Good looking fish but not for beginners

Adult male Altolamprologus calvus. Photo by author.

A long time ago, one of my “must have” species was Altolamprologus calvus. A physically unique cichlid from Lake Tanganyika, calvus are laterally compressed so they can get into rock crevices to both feed and breed. They also possess special flank scales that serve as a type of body armor. These fish will turn broadside where they are most protected to absorb attacks by predators and even conspecifics. These flank scale edges are quite sharp and can inflict damage on their own.

I started my calvus journey with three juveniles about 1.5″ in length – what turned out to be a female and two males. I housed them in a 75g Tanganyikan community tank with other Tangs. All went well for the first four years with very little aggression toward each other or any other tankmates. In year five, however, the two males became extremely combative with each other. The one real fear I had with these fish was their propensity for jaw dislocation. I had read many times that they can end up with dislocated jaws from sparring and other issues.

Beginning in year five, the two males began to lock jaws quite frequently. This went on for months with no real damage to either one except some abrasions around the lips. That all changed overnight a few months ago.

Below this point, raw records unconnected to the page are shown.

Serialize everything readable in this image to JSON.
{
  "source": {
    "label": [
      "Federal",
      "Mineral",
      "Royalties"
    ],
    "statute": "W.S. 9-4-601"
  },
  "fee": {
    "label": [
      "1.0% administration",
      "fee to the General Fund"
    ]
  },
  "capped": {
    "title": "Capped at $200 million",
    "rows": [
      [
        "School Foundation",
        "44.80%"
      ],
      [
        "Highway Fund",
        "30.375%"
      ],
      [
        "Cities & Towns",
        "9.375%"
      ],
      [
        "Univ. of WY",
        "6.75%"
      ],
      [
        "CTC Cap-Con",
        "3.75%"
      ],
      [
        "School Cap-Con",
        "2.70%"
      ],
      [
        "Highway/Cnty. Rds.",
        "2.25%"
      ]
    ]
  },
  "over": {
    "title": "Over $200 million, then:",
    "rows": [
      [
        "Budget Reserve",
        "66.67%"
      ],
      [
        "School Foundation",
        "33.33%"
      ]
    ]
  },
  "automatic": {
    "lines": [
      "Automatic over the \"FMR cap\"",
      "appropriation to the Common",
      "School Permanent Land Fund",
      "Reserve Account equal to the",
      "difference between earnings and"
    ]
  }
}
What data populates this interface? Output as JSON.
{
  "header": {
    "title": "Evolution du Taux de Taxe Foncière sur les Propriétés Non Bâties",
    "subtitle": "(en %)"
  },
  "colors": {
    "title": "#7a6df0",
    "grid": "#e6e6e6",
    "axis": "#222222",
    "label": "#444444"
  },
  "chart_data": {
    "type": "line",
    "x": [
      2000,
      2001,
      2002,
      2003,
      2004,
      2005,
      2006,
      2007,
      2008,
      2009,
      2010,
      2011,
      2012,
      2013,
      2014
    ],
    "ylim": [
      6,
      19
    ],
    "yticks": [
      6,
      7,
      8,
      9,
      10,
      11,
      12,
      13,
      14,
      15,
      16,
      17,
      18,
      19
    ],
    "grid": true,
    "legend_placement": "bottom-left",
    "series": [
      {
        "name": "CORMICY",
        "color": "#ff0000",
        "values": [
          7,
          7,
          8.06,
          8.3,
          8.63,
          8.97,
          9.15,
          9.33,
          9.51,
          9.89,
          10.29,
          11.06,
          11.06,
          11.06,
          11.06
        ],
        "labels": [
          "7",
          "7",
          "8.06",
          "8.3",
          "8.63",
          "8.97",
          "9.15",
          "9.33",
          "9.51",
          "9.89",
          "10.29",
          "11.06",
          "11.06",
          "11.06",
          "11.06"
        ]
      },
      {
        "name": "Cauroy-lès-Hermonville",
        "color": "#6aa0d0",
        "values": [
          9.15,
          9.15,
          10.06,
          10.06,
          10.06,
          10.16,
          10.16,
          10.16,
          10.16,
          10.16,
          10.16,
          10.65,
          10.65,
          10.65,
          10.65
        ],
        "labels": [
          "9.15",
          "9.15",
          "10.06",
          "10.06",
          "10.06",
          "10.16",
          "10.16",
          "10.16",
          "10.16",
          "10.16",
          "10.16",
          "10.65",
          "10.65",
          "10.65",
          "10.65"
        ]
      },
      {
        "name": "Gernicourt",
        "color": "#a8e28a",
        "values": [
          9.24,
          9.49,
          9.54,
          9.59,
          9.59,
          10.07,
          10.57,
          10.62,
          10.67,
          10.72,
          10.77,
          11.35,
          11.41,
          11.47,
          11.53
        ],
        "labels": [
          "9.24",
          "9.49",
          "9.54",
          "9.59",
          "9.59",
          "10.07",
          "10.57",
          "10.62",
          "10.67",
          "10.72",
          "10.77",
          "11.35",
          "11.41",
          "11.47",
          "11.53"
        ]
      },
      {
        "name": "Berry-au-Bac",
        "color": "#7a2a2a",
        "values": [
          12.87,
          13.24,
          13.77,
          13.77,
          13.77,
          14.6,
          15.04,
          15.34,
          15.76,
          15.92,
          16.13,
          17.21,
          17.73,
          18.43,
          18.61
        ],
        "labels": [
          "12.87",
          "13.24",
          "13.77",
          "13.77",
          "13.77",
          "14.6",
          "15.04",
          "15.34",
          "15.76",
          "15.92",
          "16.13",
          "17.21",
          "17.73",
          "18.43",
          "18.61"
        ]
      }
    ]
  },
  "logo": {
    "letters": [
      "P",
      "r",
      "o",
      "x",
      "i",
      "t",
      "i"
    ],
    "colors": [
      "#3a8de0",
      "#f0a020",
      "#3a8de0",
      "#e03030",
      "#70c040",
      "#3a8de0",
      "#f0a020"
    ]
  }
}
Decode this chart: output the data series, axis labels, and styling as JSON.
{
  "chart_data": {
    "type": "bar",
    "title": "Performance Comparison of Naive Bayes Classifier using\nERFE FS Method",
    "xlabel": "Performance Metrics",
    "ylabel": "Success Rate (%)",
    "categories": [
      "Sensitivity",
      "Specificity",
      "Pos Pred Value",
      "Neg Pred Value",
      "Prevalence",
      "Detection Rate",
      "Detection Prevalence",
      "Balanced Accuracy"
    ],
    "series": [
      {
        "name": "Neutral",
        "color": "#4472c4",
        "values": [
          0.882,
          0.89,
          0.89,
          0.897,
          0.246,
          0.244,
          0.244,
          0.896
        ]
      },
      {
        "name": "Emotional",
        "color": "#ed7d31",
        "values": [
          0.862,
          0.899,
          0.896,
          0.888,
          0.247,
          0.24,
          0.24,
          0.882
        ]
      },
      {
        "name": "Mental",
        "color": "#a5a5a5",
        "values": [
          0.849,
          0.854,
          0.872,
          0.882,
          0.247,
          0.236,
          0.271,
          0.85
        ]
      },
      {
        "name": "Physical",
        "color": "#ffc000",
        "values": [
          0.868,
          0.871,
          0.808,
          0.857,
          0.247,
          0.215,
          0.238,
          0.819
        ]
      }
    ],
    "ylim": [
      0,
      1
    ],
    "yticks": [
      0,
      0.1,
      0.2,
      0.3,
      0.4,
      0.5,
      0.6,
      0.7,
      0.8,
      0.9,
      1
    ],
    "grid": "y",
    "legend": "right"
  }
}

I came downstairs to my den where my show tanks are. I noticed the lower jaw of one of the males looked funny. It almost appeared like something was in its mouth (maybe a small fish).  I didn’t immediately think much about it. Noticing it still there the next day, I netted the fish and examined it.

The lower jaw was so mangled that bones and cartilage were visible inside the mouth. Basically, the lower jaw had been broken in half right down the middle. The fish continued attempting to eat and was able to inhale pellets. I naively thought it might be able to survive because of the pharyngeal jaws as long as it could get food to them. The injury didn’t seem to affect the behavior of the fish at all. I ended up putting it into a segregation tank but, sadly, I couldn’t save it.

While calvus are beautiful fish, I would not recommend more than one male in anything 75g or smaller because of my experience.